“Oh, ye daemons of line noise and server bullshit, Know Your Place, motherfuckers! By rod and hand I chastise thee!
And all unwanted thoughtforms will be fed to The Dog.”- Jack Faust's Semi-Uber Curse Against the Internet Archons!
“Hey, you aint as dead as you seem; what-the-fuck.”- Saul Williams, WTF!
I was going to write about God, the universe, the sorcerer and shit...
… But I seem to be not allowed to do so. I say this with weird seriousness. See, I went to write a reply to R.O. three days ago. And then the internet went out; Comcast had a server explode or something. Whatever, right? Except that when their service resumed, our own did not. The server blocked us for unknown reasons.
Earlier this morning they fixed the problem. Or so we thought. I went to write about the same subject, this time with VI's last Cold Albion entry in mind. And then the internet went out again. At which point I got... pissy. I'd already been pissy when I had asked VVF to design the image above, and she provided the coolest stick-figure Viking a dude could ask for. (And a Bindrune. Which I suck at. Because this Futhark shit is weird, man. It makes me want to meditate on it...)

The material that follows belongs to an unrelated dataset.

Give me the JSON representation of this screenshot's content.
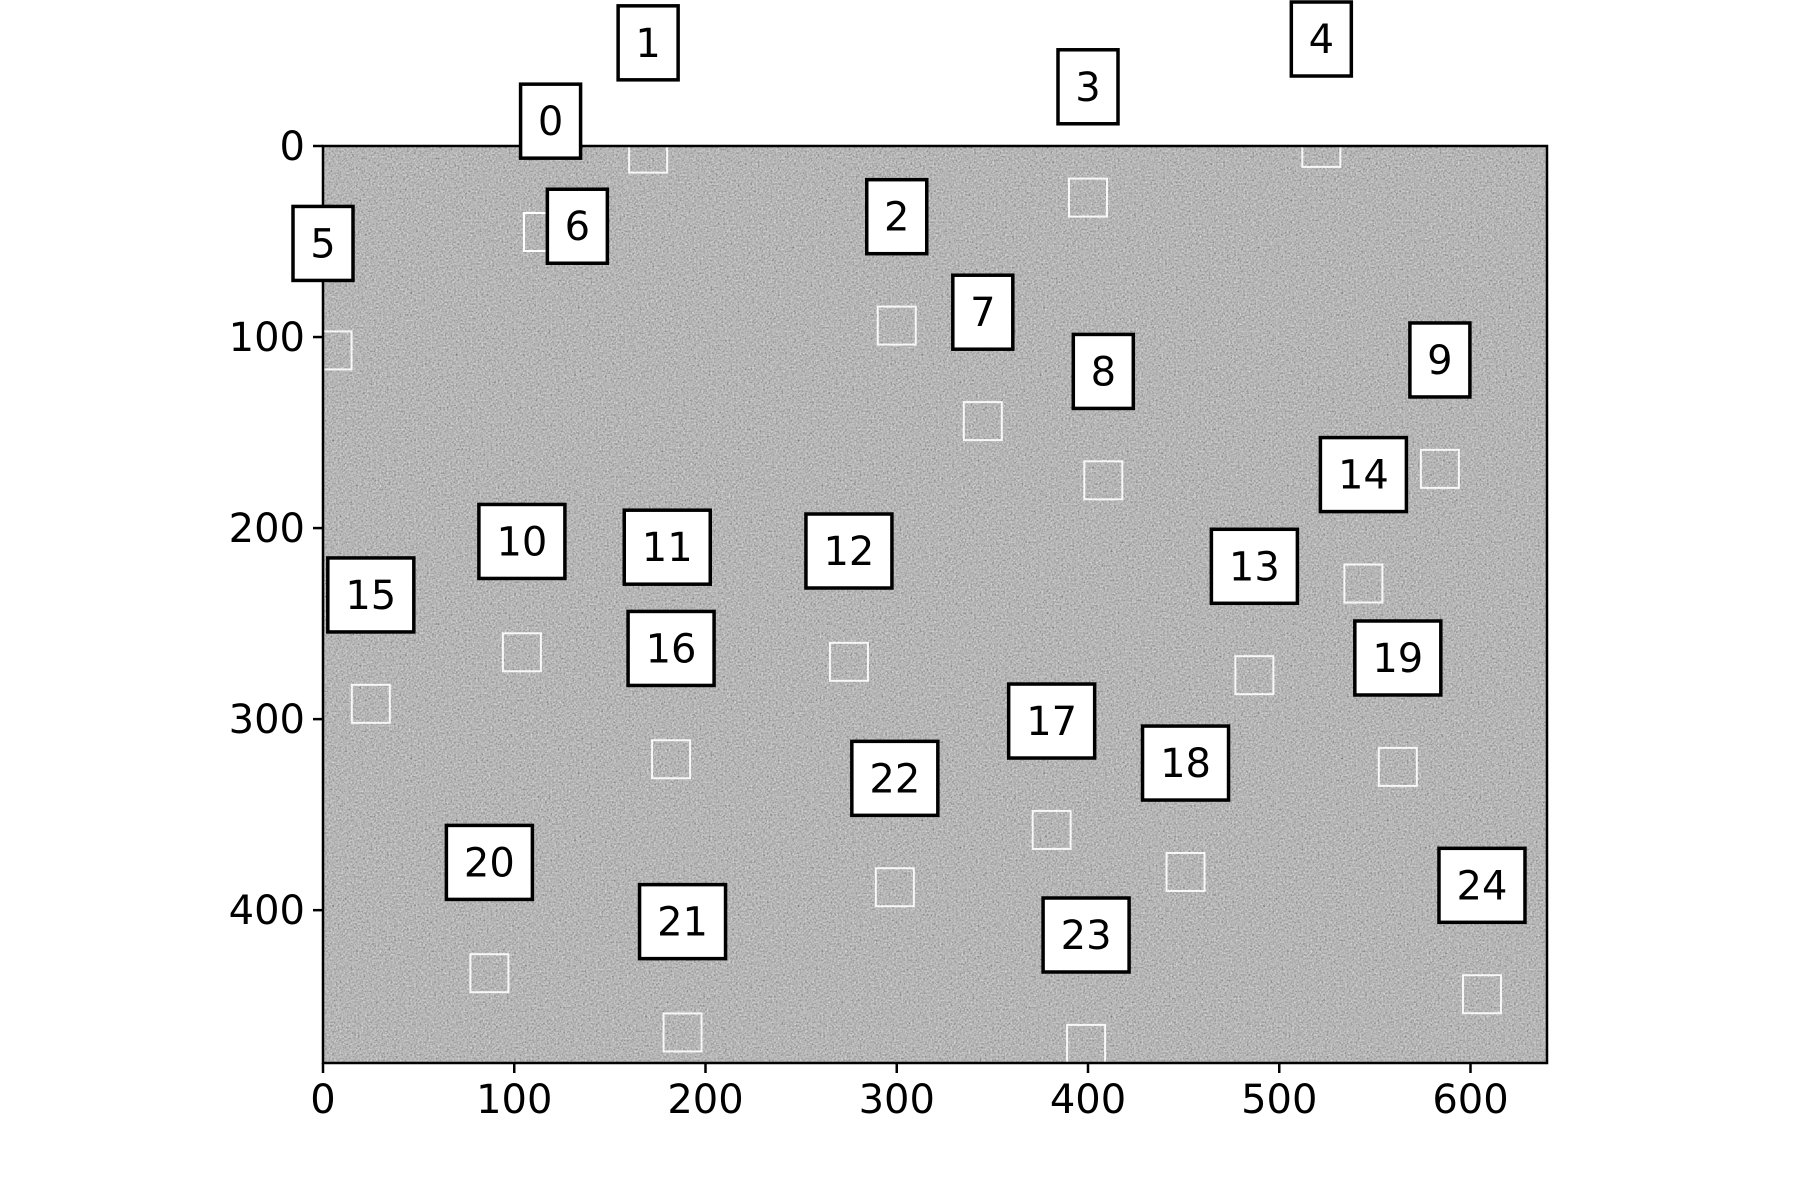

But then I charged it, uploaded the picture to facebook, and added that comment. And went outside to angrily have a couple cigarettes. When I came back inside, the Internet problem had fixed itself. No one knows what went wrong, or what fixed itself. But I like to think that occasionally back-handing the Digital Ether's Archons and Daemons helps a bit. What's funny is that works immediately because I have a ton of microcosmic charges to apply, and the other crap I'm waiting for just hangs in the air waiting for the path to open up. Mental note: re-strategize next time you do shit, Faustilocks.
Anyway. I will resume terrorizing The Internetz as a whole in the next few days.